I'm having a problem to predict hits from original features. I tried using LDA on original matrix but the thing is that probability of getting a hit vs non-hit is 95% vs 5%. That said after running LDA I get true positive rate of 5% and true negative rate of 96%. Now, my understanding of LDA makes me think that when it separates hits from non-hits into two groups the later gets more attention, however what I really want is to minimize the false discovery rate, even better to control it. The question is what algorithm is best suited for this? I have two binary coexclusive groups (Hit/Not-hit).

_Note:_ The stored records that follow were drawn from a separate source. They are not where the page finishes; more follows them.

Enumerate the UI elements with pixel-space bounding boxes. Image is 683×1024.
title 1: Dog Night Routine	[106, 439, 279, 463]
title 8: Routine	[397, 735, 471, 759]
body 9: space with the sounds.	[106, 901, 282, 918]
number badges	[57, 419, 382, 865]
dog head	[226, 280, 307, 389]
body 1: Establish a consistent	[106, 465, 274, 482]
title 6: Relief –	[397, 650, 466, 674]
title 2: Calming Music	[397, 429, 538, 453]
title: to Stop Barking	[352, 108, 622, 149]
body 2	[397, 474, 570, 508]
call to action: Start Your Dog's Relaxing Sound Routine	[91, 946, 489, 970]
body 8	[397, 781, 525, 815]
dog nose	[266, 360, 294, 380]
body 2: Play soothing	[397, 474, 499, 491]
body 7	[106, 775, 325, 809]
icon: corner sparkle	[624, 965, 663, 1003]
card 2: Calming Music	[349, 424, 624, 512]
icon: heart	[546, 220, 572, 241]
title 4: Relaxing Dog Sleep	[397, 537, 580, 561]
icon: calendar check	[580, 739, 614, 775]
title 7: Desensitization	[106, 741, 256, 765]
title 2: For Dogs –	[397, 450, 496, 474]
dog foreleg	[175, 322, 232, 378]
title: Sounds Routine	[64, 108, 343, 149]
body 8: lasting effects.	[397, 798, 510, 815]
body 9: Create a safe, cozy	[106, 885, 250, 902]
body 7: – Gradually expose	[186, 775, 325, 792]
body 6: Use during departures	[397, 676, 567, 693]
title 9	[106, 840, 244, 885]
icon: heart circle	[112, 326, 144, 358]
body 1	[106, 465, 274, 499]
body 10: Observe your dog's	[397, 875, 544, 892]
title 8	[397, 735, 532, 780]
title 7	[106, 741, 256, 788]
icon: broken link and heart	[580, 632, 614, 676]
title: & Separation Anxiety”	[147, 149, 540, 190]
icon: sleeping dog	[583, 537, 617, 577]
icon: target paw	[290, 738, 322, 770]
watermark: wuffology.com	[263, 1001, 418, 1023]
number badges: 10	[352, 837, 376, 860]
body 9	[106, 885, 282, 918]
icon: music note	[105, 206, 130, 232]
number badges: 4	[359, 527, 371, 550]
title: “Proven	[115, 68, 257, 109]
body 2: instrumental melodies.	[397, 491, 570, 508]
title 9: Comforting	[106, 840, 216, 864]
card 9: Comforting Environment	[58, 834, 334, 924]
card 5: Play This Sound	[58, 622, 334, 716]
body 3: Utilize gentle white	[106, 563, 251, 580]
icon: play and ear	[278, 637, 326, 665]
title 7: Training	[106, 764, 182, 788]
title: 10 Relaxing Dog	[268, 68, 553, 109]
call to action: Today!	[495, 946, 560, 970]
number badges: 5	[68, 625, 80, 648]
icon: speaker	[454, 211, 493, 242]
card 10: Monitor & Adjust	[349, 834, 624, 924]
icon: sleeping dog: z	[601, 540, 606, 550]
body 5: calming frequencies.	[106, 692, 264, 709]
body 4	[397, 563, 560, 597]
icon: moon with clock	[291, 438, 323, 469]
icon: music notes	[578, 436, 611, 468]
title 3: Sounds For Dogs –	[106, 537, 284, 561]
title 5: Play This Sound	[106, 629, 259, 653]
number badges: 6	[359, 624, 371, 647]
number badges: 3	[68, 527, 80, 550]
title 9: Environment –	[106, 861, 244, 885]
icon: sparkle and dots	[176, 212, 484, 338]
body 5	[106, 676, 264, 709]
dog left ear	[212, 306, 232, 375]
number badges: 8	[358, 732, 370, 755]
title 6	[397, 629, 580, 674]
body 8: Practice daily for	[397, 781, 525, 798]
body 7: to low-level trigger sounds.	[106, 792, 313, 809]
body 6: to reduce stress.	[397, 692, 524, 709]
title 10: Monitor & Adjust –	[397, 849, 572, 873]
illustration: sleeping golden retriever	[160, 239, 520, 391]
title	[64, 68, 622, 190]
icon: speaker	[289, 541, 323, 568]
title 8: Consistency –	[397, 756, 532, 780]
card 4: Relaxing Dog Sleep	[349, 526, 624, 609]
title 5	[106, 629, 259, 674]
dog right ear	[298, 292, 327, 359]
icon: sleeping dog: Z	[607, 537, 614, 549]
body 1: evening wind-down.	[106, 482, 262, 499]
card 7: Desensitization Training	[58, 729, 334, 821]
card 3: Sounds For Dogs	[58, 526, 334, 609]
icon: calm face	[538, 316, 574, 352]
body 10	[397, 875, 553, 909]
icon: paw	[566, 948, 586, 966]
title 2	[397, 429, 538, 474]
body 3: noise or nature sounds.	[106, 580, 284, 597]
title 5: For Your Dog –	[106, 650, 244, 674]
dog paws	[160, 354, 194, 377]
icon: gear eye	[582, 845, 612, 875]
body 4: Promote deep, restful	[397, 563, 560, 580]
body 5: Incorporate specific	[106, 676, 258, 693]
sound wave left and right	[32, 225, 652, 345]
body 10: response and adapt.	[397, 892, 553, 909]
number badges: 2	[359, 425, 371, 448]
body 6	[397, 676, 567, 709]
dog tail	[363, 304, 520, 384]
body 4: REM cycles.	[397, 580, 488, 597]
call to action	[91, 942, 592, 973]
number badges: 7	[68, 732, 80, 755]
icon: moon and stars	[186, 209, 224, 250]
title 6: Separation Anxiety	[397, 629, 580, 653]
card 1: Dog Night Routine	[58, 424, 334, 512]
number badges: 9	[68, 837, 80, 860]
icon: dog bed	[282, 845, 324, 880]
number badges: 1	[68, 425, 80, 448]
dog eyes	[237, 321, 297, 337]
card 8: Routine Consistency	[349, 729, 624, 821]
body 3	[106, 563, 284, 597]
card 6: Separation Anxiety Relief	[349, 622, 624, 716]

A classical binary classifier that you could use is logistic regression, and for this particular case the Firth's method seems adequate to correct for the "rarity" of your hits.
See here for more info
You can use any binary classifier e.g. Logistic Regression. The problem is more tricky at model selection stage, more precisely - how are you going to select the model. Here you will need to estimate the performance (on some held-out set). Your case is typical for real-world data since you have big class imbalance. Computing performance indicator as accuracy will be very biased. I propose you to use a balanced measure of accuracy (see Talk Slides).
I think your problem is actually evaluating a model's output, not finding a good model per say. Unfortunately, that's the more difficult problem.
Look at ROC and AUC- a good source is http://www-bcf.usc.edu/~gareth/ISL/ The R package ROCR is quite useful.
Scoring Rules can be very helpful as well.